ÁGUAS DE VERÃO
Cleide Canton
Se ora me deito nessa longa espera
ou se me perco, ainda, olhando estrelas,
que bom seria quando, ao esquecê-las,
ficasse o brilho neste olhar. Quem dera!
Se o vento cala o canto dividido
entre as vacâncias desta calmaria,
eu me pergunto, então, como seria
o trovejar do amor nunca esquecido.
Enquanto afago a chaga semi-aberta
secando ao sol, devasso e imprevidente,
a chuva leva o broto da semente
que sem querer vingou em lua incerta.
Lá vai ele no rio que segue ao mar,
temendo ver, após as corredeiras,
o rebentar das livres cachoeiras,
onde o temor maior é naufragar.
Na queda brusca o grito, então clemente,
em tom maior quiçá mudasse a morte
e sorriria, entregue à própria sorte,
o amor audaz, prodígio dissidente.
SP, 10/02/2010
16:00 horas
APAGA A LUZ, SECA O MAR
Cleide Canton
Apaga a luz da tua janela,
eu te peço, por favor!
Enquanto meus olhos tristes
perceberem que não dormiste,
estarão em ti os meus sonhos de amor,
acanhados numa longa espera
neste fim de primavera.
Fecha a porta do teu quarto.
Se a sei entreaberta
o desejo me desperta.
Não plantes outra flor em teu jardim.
Far-me-ás pensar
que ainda esperas por mim.
Pinta de outra cor a fachada...
Quem sabe assim
convenço-me de que para ti sou nada.
Se quiseres ouvir nossa música,
ouve baixinho,
para que eu não me engane
e não corra para o nosso ninho.
Se quiseres que eu não mais pense em ti,
apaga também as estrelas
e muda a rota da lua.
Embaça os vidros da janela
para que eu não veja o sol chegar,
manda bem longe os passarinhos
para que não me acorde o seu cantar.
Se quiseres mesmo que eu te esqueça,
peça ao céu que meu sonho esmoreça
e mande anjos fecharem meu olhar,
pois não deixarei de pensar em ti
enquanto ainda houver uma gota
na profundeza no mar...
LEVANTA
Cleide Canton
E agora, o que fazer, meu caro amigo,
das sombras que povoam teu sonhar,
da vida que deixaste naufragar
em naus que nunca foram teu abrigo?
A vida que buscaste, em descaminhos,
sem nada aprimorar dos teus talentos
reveste-se de mágoa e os teus lamentos
se perdem nos escombros dos teus ninhos.
Bebeste em cada mesa hoje deserta.
Zombaste até dos teus, em cada esquina,
enquanto aquela febre que arruína
lustrava-te a vaidade, em hora incerta.
E agora tu caminhas, sem sossego,
no escuro deste vale, arrependido,
buscando o que te fora prometido
no peito onde não tens mais aconchego.
E lágrimas de dor lavam a rua
por onde pisas sem sentir o chão.
Mas eu te digo: Escuta o coração
e busca nessas poças tua lua.
Talvez o brilho dela te convença
que nunca é tarde para um recomeço,
porque tu já pagaste um alto preço
nas dores que sofreste por sentença.
És livre!
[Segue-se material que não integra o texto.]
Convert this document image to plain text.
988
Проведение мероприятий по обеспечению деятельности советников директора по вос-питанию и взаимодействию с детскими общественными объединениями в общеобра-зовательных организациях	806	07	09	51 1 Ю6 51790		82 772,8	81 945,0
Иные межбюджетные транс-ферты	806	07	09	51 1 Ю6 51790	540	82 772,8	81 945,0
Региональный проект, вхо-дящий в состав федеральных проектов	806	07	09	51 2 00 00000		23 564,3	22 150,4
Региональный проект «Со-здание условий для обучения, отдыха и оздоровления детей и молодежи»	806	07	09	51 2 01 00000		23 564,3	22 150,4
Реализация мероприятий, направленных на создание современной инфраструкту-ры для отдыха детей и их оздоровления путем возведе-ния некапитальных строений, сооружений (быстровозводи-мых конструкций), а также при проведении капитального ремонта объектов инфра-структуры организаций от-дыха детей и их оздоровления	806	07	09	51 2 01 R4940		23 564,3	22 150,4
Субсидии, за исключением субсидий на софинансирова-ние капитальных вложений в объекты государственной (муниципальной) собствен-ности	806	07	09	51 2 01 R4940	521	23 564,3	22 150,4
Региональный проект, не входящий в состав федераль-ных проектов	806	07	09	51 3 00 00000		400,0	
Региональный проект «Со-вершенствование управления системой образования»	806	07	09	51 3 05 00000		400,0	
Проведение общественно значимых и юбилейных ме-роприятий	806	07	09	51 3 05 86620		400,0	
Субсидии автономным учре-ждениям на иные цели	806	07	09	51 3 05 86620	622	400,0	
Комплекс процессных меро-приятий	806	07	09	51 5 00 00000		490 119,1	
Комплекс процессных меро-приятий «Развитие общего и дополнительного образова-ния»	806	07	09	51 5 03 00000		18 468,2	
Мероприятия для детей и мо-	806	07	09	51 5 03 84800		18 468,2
Tens a bênção do divino,
o Deus que te perdoa e te engrandece.
Abraça o teu momento! O mal perece.
Levanta e traça belo o teu destino.
Enterra o teu passado, não importa
que dele pouco reste ou aproveite.
Se queres a beleza, dá o aceite
e os sonhos tornarão à tua porta.
Semeia todo amor sem renegares
a terra em que passaste, indiferente.
O mundo é teu, mas cuida consciente,
e colherás, um dia, o que plantares.